It was my first ever Cold Day. This occurs when school is canceled because the weather is too cold outside. This morning’s temperature was -2 degrees Fahrenheit (felt like -26, so weather.com told me). I didn’t think it would happen. But, it did. After a quick trip to the curb to drop off recyclables, I was more than happy to stay inside for most of the rest of the day.
The horse seems to be doing well. She is eating and is in good spirits. Around 2:00, she was down in the valley grazing. That is one tough mare. The dog and I, meanwhile, are comparative wimps. He had on his winter blanket, a fleece scarf and his snow boots. I wore my barn coat, two scarves (one inside the coat, one outside), a hat beneath a hood, my fleece-lined boots and my tough gloves (that are falling apart at some of the seams, that I have tried to repair, that I have discovered I need a thicker/stronger needle in order to fix). This morning, the cold was intense. The wind was biting. This afternoon, at least, there was sun. All of the trips have been short and the house, struggling to stay above 60 degrees, feels like a sauna when you first come in.
I made lentil stew for lunch and some cornbread. Here’s the recipe for the (one-pot) lentil stew:
1/2 onion chopped
4 cloves garlic minced
2 medium carrots chopped
2 cups cauliflower florets
2 cups chopped green beans
1 cube vegetable bouillon
1 cup red lentils
4 cups water
1 bay leaf
salt & pepper to taste
As for the cornbread, I experimented a bit and it fell a little flatter than usual, so I am not going to share that recipe. I will spare you the disappointment.
This afternoon, the boys went to nap while I nearly finished a library book I have been reading, Elsie and Mairi Got to War: Two Extraordinary Women on the Western Front, by Diane Atkinson. I picked this book up last Thursday while Philip was in his reading session with Ms. Jo. I wandered the book stacks looking for something, but I didn’t know what. All I knew is that I wanted something different. I found this in the history aisle and I am glad I did. The book chronicles the lives of two women, Elsie and Mairi during World War I. The two women met because they were both motorcycle enthusiasts and attracted the attention of a man named Dr. Munro. He was was recruiting for a ambulatory service in Belgium for soldiers in the trenches and thought they had the “pluck” needed to do the job. As I read the tales of their exploits (driving down muddy roads with injured soldiers, warming men up with hot cocoa, trying to create hope in the face of fear), I was reminded of another book I had read recently: Hope in Hell by Dan Bortolotti. In both cases, some days would be calm. Other days would be tragic. Every day was uncertain. Sometimes, bureaucracy, interpersonal dynamics and resources helped make things bearable. Other times, they would be a source of strife. In Hope in Hell, there is an extensive discussion about the “showmanship” of some of the founders, how often they used publicity to raise funds and awareness. This World War I organization was not much different. Elsie and Mairi, celebrities in their day, frequently found themselves in the position of petitioning for funds to help sustain their operations. Letters sent to friends in England were subsequently published in local papers with pleas for aid from the editor. When supplies ran low, Elsie and Mairi would go on speaking tours, tell their stories and solicit funds. These women were serving in a war and had to actively raise the money to support their efforts. Sometimes, it is easy to forget that marketing across multiple channels and networking are not new phenomena. In fact, Elsie Knocker seemed to use every opportunity to raise funds for their cause. She was so committed to her work.

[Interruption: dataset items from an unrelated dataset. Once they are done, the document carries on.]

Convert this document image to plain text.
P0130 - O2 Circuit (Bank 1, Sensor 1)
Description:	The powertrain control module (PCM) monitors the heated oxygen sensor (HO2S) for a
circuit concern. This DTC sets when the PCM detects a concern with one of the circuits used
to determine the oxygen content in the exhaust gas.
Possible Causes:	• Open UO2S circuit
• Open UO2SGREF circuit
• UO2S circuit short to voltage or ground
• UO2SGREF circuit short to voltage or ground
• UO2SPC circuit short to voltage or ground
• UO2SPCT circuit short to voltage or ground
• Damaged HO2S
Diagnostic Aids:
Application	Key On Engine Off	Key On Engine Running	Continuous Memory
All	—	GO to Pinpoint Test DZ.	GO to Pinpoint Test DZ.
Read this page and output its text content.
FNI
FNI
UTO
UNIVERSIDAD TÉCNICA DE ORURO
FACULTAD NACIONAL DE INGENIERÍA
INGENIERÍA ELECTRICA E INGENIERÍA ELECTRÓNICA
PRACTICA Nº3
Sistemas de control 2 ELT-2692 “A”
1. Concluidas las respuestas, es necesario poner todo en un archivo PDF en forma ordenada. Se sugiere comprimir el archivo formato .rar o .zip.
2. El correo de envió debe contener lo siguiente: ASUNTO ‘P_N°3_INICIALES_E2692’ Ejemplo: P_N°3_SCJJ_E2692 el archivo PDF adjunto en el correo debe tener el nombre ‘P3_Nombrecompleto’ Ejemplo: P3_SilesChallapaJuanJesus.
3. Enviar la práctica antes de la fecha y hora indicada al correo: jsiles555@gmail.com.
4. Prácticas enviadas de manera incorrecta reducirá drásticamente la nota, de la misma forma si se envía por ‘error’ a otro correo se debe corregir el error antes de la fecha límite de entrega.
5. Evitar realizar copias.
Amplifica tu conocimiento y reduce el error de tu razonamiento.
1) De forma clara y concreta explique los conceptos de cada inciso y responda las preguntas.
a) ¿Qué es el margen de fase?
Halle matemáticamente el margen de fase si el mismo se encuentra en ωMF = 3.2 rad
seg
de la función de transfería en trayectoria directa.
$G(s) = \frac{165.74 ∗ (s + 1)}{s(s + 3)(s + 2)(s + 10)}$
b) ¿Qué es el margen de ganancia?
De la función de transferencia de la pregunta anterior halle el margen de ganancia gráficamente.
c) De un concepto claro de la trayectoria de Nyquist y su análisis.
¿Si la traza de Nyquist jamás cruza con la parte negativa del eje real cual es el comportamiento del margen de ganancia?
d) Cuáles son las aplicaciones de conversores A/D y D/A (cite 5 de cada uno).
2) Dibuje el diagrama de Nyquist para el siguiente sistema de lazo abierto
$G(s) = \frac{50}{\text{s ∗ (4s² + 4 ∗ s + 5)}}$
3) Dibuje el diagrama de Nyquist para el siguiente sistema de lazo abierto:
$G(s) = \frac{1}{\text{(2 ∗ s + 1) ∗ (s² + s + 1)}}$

Fame fades with time, though, unless vigilantly managed. Both Elsie and Mairi moved on to different careers after the war ended. I found myself appreciating their struggle for a post-war identity. Despite their notoriety and many awards for bravery and service, doors were not opened to them. While they had a brief stint with the Women’s Royal Air Force, that group disbanded a year after they were recruited. It must have been hard for them both, who probably defined themselves so strongly with their acts of service, to find their skills no longer in demand. We often speak of these occurrences in the face of layoffs and collapsed companies. Employees are forced to reinvent themselves or perish in the marketplace. We grudgingly accept it as a fact of modern life. Yet, these women, who led unconventional lives for a time, experienced this a century ago. Was it more or less difficult for them then? I suspect it was a greater challenge. So many more stigmas and limitations.
I laughed to Bruce that it seemed to me that many people are very loyal to products and brands, but they are not necessarily as loyal to other people. All the photographers that took photos, the journalists who wrote stories, the leaders of different aid societies who solicited funds probably continued to take pictures, write stories, and raise money for a cause. They just moved on to different causes and different phenoms. All in a day’s work.
It’s a reminder. So many of our personal challenges have been faced by someone else before, in a different time, a different place. Our challenges should not be measured relative to theirs as better or worse. Just human. And, as such, we should all remember that, like Elsie and Mairi, when you face obstacles, you keep trudging through because you believe in an idea and the best you can do is try.